Wie ging’s dann weiter? Barenboim: Im dritten Jahr fanden wir Unterstützung
beim Chicago Symphony Orchestra. Das Orchester war derart angetan
von der ganzen Sache, dass es uns einlud, nach Chicago zu kommen.
So waren wir dann einen Sommer in Chicago, was eine große
Chance für die jungen Leute bot, weil sie täglich Proben
mitverfolgen konnten. Sie müssen bedenken, dass viele von denen
noch nie zuvor ein Orchester „live“ gehört hatten.

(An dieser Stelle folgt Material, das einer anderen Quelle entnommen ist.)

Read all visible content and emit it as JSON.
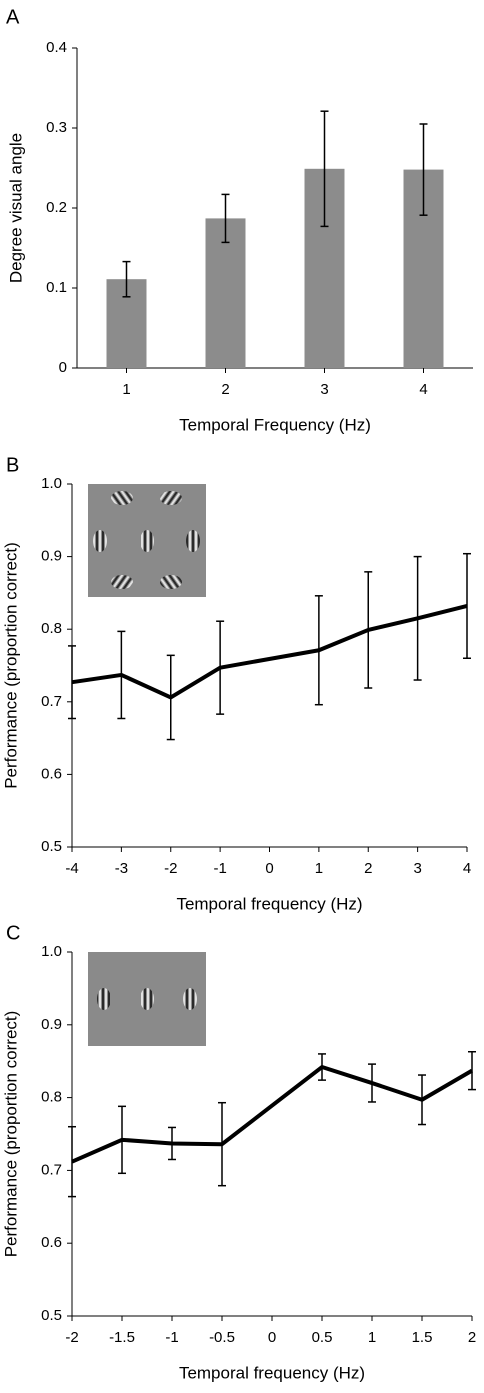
{
  "chart_data": [
    {
      "type": "bar",
      "label": "A",
      "xlabel": "Temporal Frequency (Hz)",
      "ylabel": "Degree visual angle",
      "categories": [
        "1",
        "2",
        "3",
        "4"
      ],
      "values": [
        0.111,
        0.187,
        0.249,
        0.248
      ],
      "errors": [
        0.022,
        0.03,
        0.072,
        0.057
      ],
      "color": "#8c8c8c",
      "ylim": [
        0,
        0.4
      ],
      "yticks": [
        0,
        0.1,
        0.2,
        0.3,
        0.4
      ]
    },
    {
      "type": "line",
      "label": "B",
      "xlabel": "Temporal frequency (Hz)",
      "ylabel": "Performance (proportion correct)",
      "x": [
        -4,
        -3,
        -2,
        -1,
        1,
        2,
        3,
        4
      ],
      "values": [
        0.727,
        0.737,
        0.706,
        0.747,
        0.771,
        0.799,
        0.815,
        0.832
      ],
      "errors": [
        0.05,
        0.06,
        0.058,
        0.064,
        0.075,
        0.08,
        0.085,
        0.072
      ],
      "color": "#000000",
      "xlim": [
        -4,
        4
      ],
      "xticks": [
        -4,
        -3,
        -2,
        -1,
        0,
        1,
        2,
        3,
        4
      ],
      "ylim": [
        0.5,
        1.0
      ],
      "yticks": [
        0.5,
        0.6,
        0.7,
        0.8,
        0.9,
        {
          "value": 1,
          "label": "1.0"
        }
      ]
    },
    {
      "type": "line",
      "label": "C",
      "xlabel": "Temporal frequency (Hz)",
      "ylabel": "Performance (proportion correct)",
      "x": [
        -2,
        -1.5,
        -1,
        -0.5,
        0.5,
        1,
        1.5,
        2
      ],
      "values": [
        0.712,
        0.742,
        0.737,
        0.736,
        0.842,
        0.82,
        0.797,
        0.837
      ],
      "errors": [
        0.048,
        0.046,
        0.022,
        0.057,
        0.018,
        0.026,
        0.034,
        0.026
      ],
      "color": "#000000",
      "xlim": [
        -2,
        2
      ],
      "xticks": [
        -2,
        -1.5,
        -1,
        -0.5,
        0,
        0.5,
        1,
        1.5,
        2
      ],
      "ylim": [
        0.5,
        1.0
      ],
      "yticks": [
        0.5,
        0.6,
        0.7,
        0.8,
        0.9,
        {
          "value": 1,
          "label": "1.0"
        }
      ]
    }
  ]
}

Das war eine Riesensache für die.
Liese: Warum ist der bevorstehende Auftritt in
Ramallah so bedeutend? Barenboim: Edward Said und ich waren der Meinung,
dass die Dimension dieses Projekts erst dann erreicht ist, wenn
wir in allen Ländern spielen können, die in diesem Orchester
repräsentiert sind, das heißt, in Israel, in Palästina,
in Libanon, in Syrien, in Jordanien und in Ägypten. Irgendwo
muss man anfangen.
Liese: Bereits im vergangenen Jahr wollten Sie
mit dem Orchester in Ramallah auftreten, dann aber platzte dieses
Vorhaben. Warum? Barenboim: Das hatte mit der momentanen äußerst
schwierigen Situation zu tun. Es war unmöglich, im August 2004
die Sicherheit aller Musiker zu garantieren. Unser diesjähriger
Termin verbindet sich mit der Räumung der besetzten Gebiete,
die vorher stattfindet, insofern kann das für uns schon noch
mal eine schwierige Situation werden. Aber ich glaube und hoffe,
dass diesmal nichts mehr dazwischen kommt. Die spanische Regierung
gibt uns für jedes Orchestermitglied einen spanischen diplomatischen
Pass, was ich als eine ganz erstaunliche großzügige Geste
erachte. Auch die Botschaften aus Deutschland, Spanien und Frankreich
in Ramallah helfen uns mit dem Transport.